Yang telah menciptakan tujuh langit berlapis-lapis, kamu sekali-kali tidak melihat pada ciptaan Tuhan Yang Maha Pemurah sesuatu yang tidak seimbang. Maka lihatlah berulang-ulang, adakah kamu lihat sesuatu yang tidak seimbang? Kemudian pandanglah sekali lagi niscaya penglihatanmu akan kembali kepadamu dengan tidak menemukan sesuatu cacat dan penglihatanmu itupun dalam keadaan payah. (Qs. Al Mulk: 3-4)
Walau menggunakan teknologi super canggih sekali pun, tidak akan kita temukan kecacatan dan kesia-siaan pada ciptaaan Alloh,  sebaliknya kembali kita akan berdecak kagum. Bahwa inilah kebenaran – al haq yang datang dari Yang Maha Haq.  Tiadalah Alloh menciptakan semua ini sia-sia, Maha Suci Engkau yaa Alloh. Robbanaa maa kholaqta haada bathilaan sebhaanaka faqinaa adzaa bannaar.
Ketidaksia-siaan ciptaan Alloh ini dapat kita buktikan apabila kita dengan sungguh-sunguh dan dengan kesadaran sejati mau memperhatikannya. Coba saja kita ambil satu sampel benda atau apapun, kemudian kita bertanya apa kegunaan benda itu? Serta merta jawaban pun akan bertubi-tubi hadir dalam benak kita, pasti. Atau kita ambil suatu fenomena yang telah terjadi. Kemudian kita amati dengan teliti dan bertanyalah tentang fenomena itu. Adakah peristiwa itu berlalu tanpa makna ? Yang pasti ada hikmahnya. Bencana sekalipun ketika kita mencermatinya dengan seksama,  bagaimana dan mengapa itu terjadi? Maka pasti ada maksud tujuan dari bencana tersebut.
Dan mengapa mereka tidak memikirkan tentang (kejadian) diri mereka?, Allah tidak menjadikan langit dan bumi dan apa yang ada di antara keduanya melainkan dengan (tujuan) yang benar dan waktu yang ditentukan. Dan sesungguhnya kebanyakan di antara manusia benar-benar ingkar akan pertemuan dengan Tuhannya. (Qs. Arrum: 8)

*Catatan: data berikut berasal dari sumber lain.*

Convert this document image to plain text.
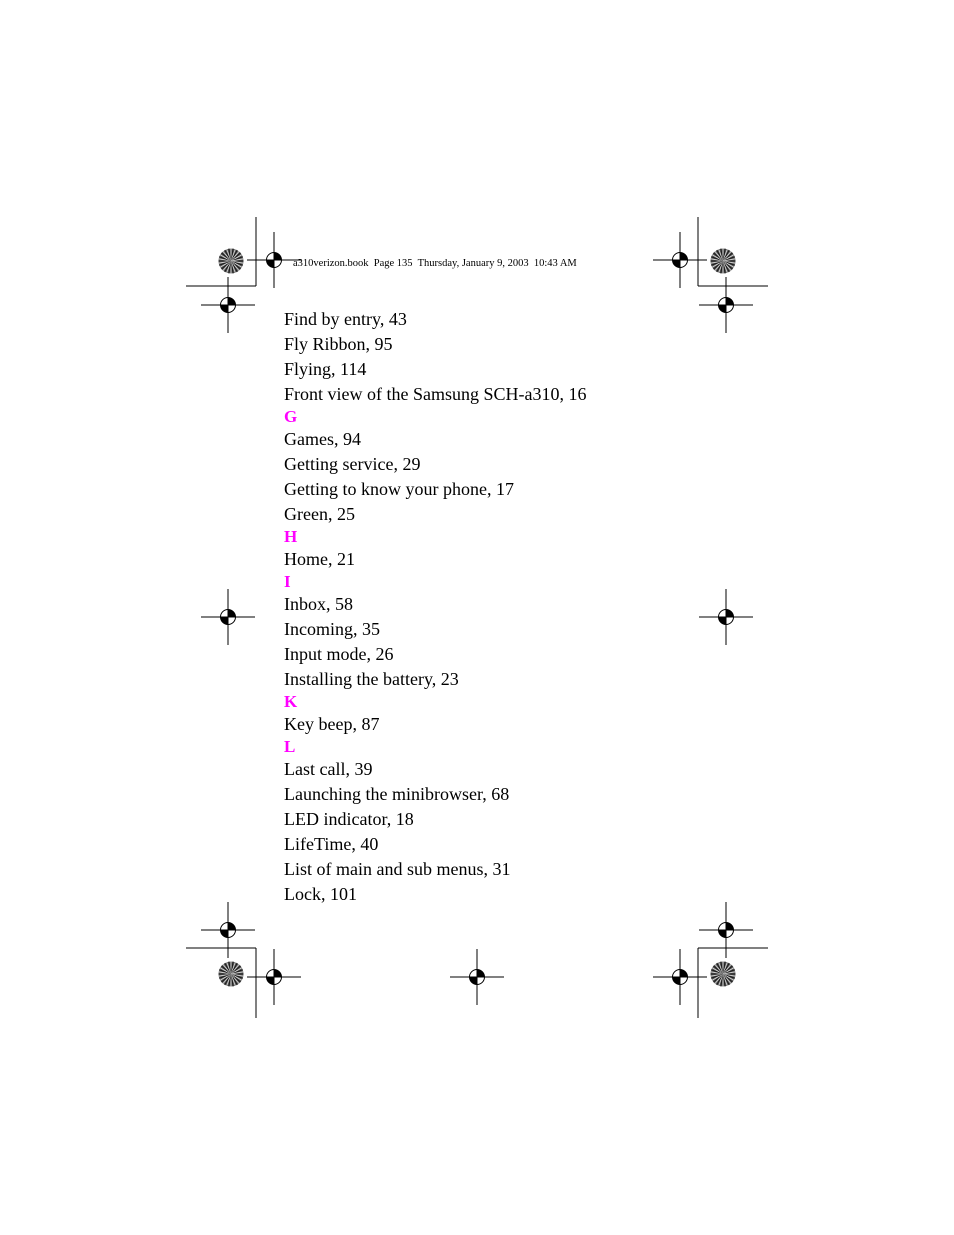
a310verizon.book  Page 135  Thursday, January 9, 2003  10:43 AM
Find by entry, 43
Fly Ribbon, 95
Flying, 114
Front view of the Samsung SCH-a310, 16
G
Games, 94
Getting service, 29
Getting to know your phone, 17
Green, 25
H
Home, 21
I
Inbox, 58
Incoming, 35
Input mode, 26
Installing the battery, 23
K
Key beep, 87
L
Last call, 39
Launching the minibrowser, 68
LED indicator, 18
LifeTime, 40
List of main and sub menus, 31
Lock, 101
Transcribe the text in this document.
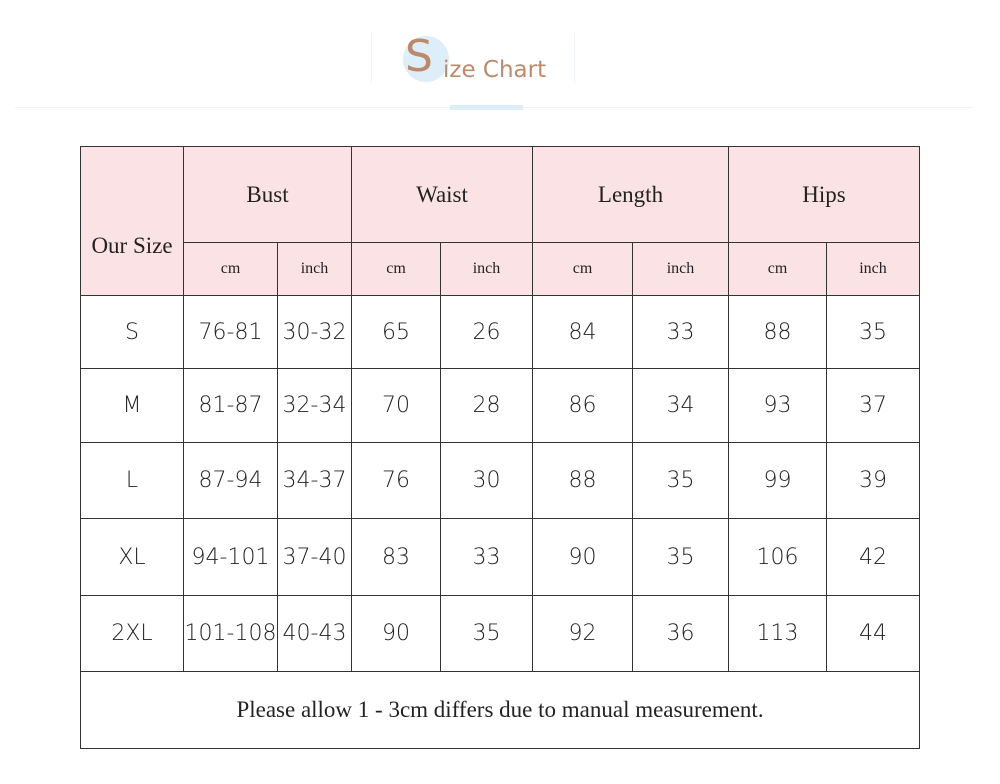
S ize Chart
Our Size	Bust		Waist		Length		Hips	
	cm	inch	cm	inch	cm	inch	cm	inch
S	76-81	30-32	65	26	84	33	88	35
M	81-87	32-34	70	28	86	34	93	37
L	87-94	34-37	76	30	88	35	99	39
XL	94-101	37-40	83	33	90	35	106	42
2XL	101-108	40-43	90	35	92	36	113	44
Please allow 1 - 3cm differs due to manual measurement.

Maka perhatikanlah, fikirkanlah semua ciptaan Alloh. Langit, bumi dan apa yang ada diantara keduanya. Bacalah! Karena kita tidak akan bisa mengambil manfaat dari hal-hal tersebut diatas kalau tidak dengan membacanya. Kita tidak bisa memetik hukmah (ilmu pengetahuan) tanpa dengan kesadaran,  memeperhatikan dan meneliti secara seksama, bagaimana dan mengapa sesuatu itu terjadi. Maka sebagaimana tuntunan sunnah,
tafakkaruu fii kholqilah walaa tatafakkaru fii dzatillah …(fikirkanlah olehmu tentang apa yang telah diciptakan Alloh dan janganlah kamu sekali-kali memikirkan Dzat Alloh).

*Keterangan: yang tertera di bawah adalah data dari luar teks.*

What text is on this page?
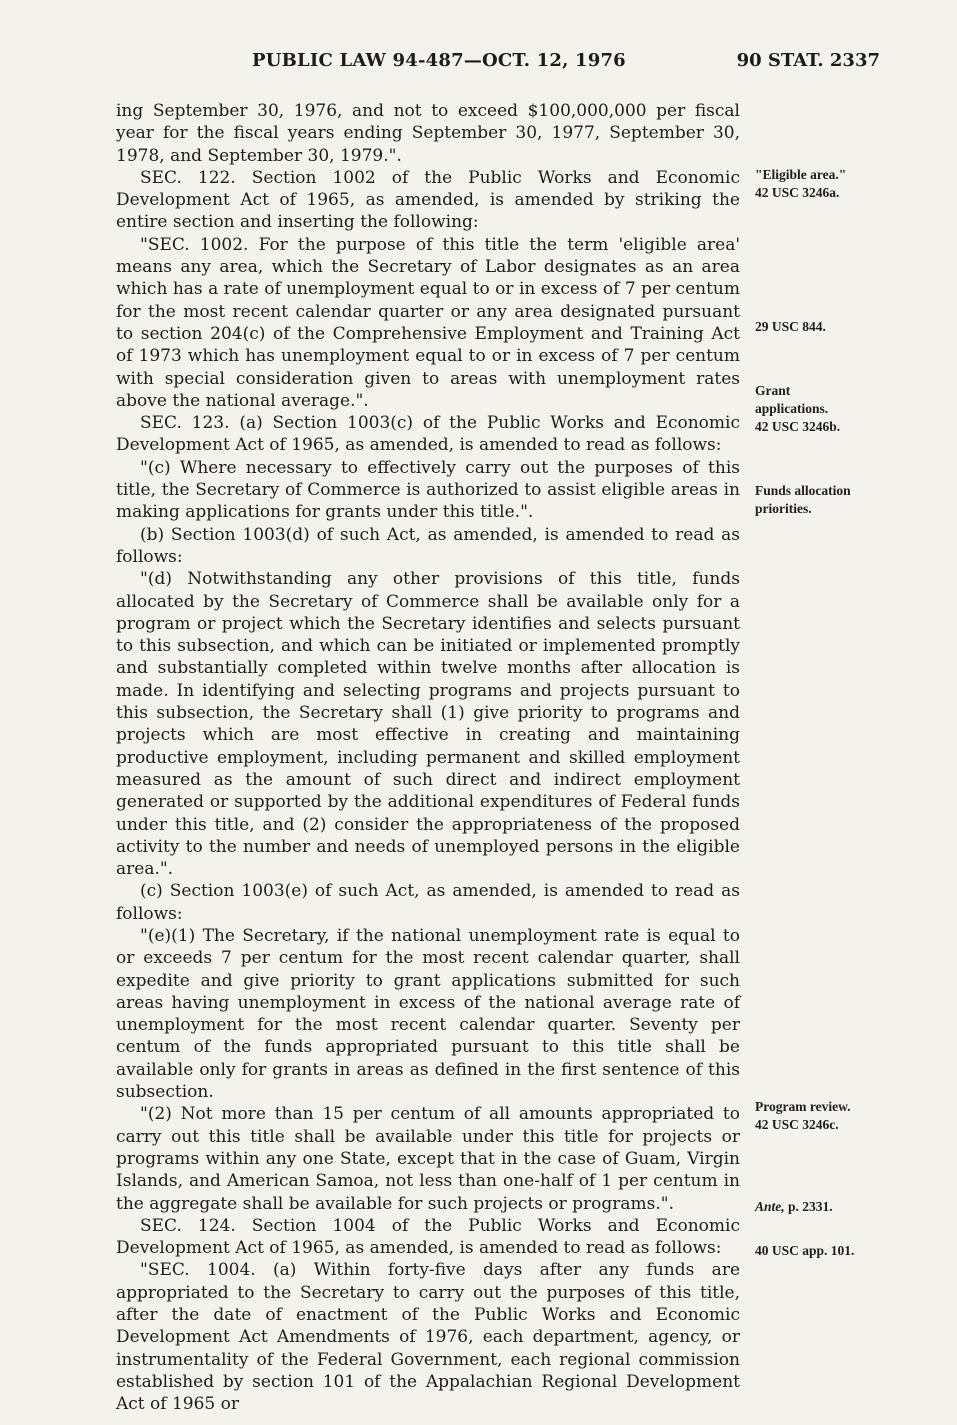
PUBLIC LAW 94-487—OCT. 12, 1976	90 STAT. 2337

ing September 30, 1976, and not to exceed $100,000,000 per fiscal year for the fiscal years ending September 30, 1977, September 30, 1978, and September 30, 1979.".

SEC. 122. Section 1002 of the Public Works and Economic Development Act of 1965, as amended, is amended by striking the entire section and inserting the following:

"SEC. 1002. For the purpose of this title the term 'eligible area' means any area, which the Secretary of Labor designates as an area which has a rate of unemployment equal to or in excess of 7 per centum for the most recent calendar quarter or any area designated pursuant to section 204(c) of the Comprehensive Employment and Training Act of 1973 which has unemployment equal to or in excess of 7 per centum with special consideration given to areas with unemployment rates above the national average.".

SEC. 123. (a) Section 1003(c) of the Public Works and Economic Development Act of 1965, as amended, is amended to read as follows:

"(c) Where necessary to effectively carry out the purposes of this title, the Secretary of Commerce is authorized to assist eligible areas in making applications for grants under this title.".

(b) Section 1003(d) of such Act, as amended, is amended to read as follows:

"(d) Notwithstanding any other provisions of this title, funds allocated by the Secretary of Commerce shall be available only for a program or project which the Secretary identifies and selects pursuant to this subsection, and which can be initiated or implemented promptly and substantially completed within twelve months after allocation is made. In identifying and selecting programs and projects pursuant to this subsection, the Secretary shall (1) give priority to programs and projects which are most effective in creating and maintaining productive employment, including permanent and skilled employment measured as the amount of such direct and indirect employment generated or supported by the additional expenditures of Federal funds under this title, and (2) consider the appropriateness of the proposed activity to the number and needs of unemployed persons in the eligible area.".

(c) Section 1003(e) of such Act, as amended, is amended to read as follows:

"(e)(1) The Secretary, if the national unemployment rate is equal to or exceeds 7 per centum for the most recent calendar quarter, shall expedite and give priority to grant applications submitted for such areas having unemployment in excess of the national average rate of unemployment for the most recent calendar quarter. Seventy per centum of the funds appropriated pursuant to this title shall be available only for grants in areas as defined in the first sentence of this subsection.

"(2) Not more than 15 per centum of all amounts appropriated to carry out this title shall be available under this title for projects or programs within any one State, except that in the case of Guam, Virgin Islands, and American Samoa, not less than one-half of 1 per centum in the aggregate shall be available for such projects or programs.".

SEC. 124. Section 1004 of the Public Works and Economic Development Act of 1965, as amended, is amended to read as follows:

"SEC. 1004. (a) Within forty-five days after any funds are appropriated to the Secretary to carry out the purposes of this title, after the date of enactment of the Public Works and Economic Development Act Amendments of 1976, each department, agency, or instrumentality of the Federal Government, each regional commission established by section 101 of the Appalachian Regional Development Act of 1965 or

"Eligible area."
42 USC 3246a.
29 USC 844.
Grant
applications.
42 USC 3246b.
Funds allocation
priorities.
Program review.
42 USC 3246c.
Ante, p. 2331.
40 USC app. 101.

Kegiatan berfikir semata hanya dilakukan manusia sebagai makhluq yang paling sempurna baik dalam anatomi (susunan, struktur tubuh)  maupun perilaku sosialnya. Kesempurnaan manusia ini akan menjadi paripurna ketika ia benar-benar telah menggunakan seperangkat akalnya untuk bertafakur, bertadabur, bertadakkur, bertandhurun. Alquran menyebutnya dengan istilah ulil albab (Qs. 3: 191). Seperangkat akal yang dimaksud adalah telinga dengan pendengarannya, mata dengan penglihatannya dan hati (dengan kefahaman dan kecerdasannya).
Dan Allah mengeluarkan kamu dari perut ibumu dalam keadaan tidak mengetahui sesuatupun, dan Dia memberi kamu pendengaran, penglihatan dan hati, agar kamu bersyukur. (Qs. An Nahl: 78)

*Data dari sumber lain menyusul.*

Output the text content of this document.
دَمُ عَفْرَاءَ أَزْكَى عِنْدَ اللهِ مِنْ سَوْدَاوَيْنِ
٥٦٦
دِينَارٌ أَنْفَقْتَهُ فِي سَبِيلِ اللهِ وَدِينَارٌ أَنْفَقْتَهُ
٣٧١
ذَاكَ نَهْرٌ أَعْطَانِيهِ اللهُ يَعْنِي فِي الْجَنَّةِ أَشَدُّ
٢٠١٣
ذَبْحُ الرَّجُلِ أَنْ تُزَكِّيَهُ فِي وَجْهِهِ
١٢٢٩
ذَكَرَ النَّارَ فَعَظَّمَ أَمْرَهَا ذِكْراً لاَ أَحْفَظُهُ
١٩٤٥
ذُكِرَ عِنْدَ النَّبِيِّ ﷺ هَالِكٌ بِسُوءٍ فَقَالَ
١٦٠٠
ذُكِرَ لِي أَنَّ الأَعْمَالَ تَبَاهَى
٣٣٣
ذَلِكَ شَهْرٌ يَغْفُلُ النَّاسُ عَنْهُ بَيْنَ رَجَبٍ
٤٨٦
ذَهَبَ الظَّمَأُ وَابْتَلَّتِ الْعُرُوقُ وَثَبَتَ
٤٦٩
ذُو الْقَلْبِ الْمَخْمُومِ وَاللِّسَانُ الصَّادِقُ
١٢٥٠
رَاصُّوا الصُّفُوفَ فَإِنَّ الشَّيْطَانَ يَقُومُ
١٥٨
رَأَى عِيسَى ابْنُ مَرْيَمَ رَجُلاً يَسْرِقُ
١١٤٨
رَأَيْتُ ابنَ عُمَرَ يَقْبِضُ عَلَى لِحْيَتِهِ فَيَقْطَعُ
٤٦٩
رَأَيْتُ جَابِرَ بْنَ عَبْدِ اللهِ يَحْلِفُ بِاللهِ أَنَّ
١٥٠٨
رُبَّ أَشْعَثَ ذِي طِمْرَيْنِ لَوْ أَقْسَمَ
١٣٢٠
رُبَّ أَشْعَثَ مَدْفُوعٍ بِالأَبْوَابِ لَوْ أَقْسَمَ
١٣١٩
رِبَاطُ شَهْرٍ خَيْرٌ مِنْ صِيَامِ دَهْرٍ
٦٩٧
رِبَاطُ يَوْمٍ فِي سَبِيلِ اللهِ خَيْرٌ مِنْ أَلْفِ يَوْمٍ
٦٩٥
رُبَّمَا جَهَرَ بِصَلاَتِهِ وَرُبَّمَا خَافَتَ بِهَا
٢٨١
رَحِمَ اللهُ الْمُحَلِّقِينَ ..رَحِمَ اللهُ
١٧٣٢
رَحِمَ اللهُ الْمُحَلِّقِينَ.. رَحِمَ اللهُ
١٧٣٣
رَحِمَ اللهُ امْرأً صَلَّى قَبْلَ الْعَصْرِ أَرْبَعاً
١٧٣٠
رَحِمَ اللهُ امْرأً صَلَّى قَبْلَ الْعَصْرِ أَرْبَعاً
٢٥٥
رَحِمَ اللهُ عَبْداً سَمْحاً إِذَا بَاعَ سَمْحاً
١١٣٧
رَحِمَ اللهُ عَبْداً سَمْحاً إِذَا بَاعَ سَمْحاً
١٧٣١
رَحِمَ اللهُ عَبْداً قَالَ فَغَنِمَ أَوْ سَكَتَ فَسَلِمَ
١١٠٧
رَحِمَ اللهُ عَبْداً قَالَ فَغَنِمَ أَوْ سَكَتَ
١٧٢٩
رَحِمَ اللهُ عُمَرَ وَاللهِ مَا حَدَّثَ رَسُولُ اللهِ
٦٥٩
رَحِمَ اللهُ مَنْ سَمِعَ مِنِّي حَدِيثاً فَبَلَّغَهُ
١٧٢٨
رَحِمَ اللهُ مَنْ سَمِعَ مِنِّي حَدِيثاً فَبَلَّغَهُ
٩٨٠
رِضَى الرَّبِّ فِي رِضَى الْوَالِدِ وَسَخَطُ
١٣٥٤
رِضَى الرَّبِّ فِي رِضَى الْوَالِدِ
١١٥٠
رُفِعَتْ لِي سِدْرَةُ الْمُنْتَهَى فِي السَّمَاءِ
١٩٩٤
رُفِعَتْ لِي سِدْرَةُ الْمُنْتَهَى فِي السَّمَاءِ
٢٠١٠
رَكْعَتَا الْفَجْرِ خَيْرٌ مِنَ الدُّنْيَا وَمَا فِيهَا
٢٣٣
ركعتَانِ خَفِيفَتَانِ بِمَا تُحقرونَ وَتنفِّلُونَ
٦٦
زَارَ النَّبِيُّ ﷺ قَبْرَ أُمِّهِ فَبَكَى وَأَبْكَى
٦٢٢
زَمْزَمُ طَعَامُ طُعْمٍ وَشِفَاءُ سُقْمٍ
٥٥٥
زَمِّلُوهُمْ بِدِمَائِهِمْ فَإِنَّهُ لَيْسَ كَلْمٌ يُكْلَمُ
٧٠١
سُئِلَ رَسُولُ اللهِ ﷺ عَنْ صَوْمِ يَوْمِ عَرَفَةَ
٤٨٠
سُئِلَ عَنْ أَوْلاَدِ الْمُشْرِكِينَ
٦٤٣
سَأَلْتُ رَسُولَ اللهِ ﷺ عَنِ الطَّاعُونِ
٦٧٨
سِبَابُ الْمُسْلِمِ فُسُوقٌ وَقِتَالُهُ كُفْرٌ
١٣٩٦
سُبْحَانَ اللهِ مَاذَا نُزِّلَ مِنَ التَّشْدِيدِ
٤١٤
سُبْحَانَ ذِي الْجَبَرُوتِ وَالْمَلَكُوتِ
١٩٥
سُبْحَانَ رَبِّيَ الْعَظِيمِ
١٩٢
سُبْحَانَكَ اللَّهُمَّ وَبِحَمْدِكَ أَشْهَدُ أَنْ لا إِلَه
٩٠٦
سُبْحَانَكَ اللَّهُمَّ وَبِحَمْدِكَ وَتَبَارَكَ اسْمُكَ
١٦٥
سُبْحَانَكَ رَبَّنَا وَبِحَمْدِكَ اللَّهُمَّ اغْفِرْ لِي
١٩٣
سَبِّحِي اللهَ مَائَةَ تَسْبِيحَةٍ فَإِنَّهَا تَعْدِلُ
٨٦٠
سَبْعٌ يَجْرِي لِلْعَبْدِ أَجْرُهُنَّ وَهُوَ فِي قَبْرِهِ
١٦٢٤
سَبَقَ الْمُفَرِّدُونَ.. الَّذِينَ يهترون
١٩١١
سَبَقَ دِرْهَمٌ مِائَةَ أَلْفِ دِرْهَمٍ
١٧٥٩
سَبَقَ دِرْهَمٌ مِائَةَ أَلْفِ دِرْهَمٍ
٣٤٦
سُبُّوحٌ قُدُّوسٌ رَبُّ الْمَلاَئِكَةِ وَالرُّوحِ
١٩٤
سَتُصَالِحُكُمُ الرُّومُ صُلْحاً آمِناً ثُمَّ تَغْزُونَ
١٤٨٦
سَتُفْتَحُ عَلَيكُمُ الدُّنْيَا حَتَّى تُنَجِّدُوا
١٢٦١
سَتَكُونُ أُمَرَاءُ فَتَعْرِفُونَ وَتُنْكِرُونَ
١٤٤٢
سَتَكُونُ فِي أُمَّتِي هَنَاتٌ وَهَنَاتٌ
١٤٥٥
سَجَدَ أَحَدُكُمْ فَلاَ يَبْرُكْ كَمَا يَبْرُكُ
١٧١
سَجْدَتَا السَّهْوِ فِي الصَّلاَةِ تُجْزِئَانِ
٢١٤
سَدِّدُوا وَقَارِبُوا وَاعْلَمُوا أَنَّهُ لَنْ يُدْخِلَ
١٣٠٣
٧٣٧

Seperangkat akal inilah sebagai potensi hidup manusia, artinya modal dasar manusia untuk sebuah misi ilahiyah (hidup dalam tuntunan Nya, ibadah).  Juga dengan modal dasar ini pula manusia menjadi sangat-sangat berbeda dan dibedakan dengan makhluk Alloh lainnya.
Dan sesungguhnya telah Kami muliakan anak-anak Adam, Kami angkut mereka di daratan dan di lautan, Kami beri mereka rezki dari yang baik-baik dan Kami lebihkan mereka dengan kelebihan yang sempurna atas kebanyakan makhluk yang telah Kami ciptakan.(Qs. Al Isro: 70)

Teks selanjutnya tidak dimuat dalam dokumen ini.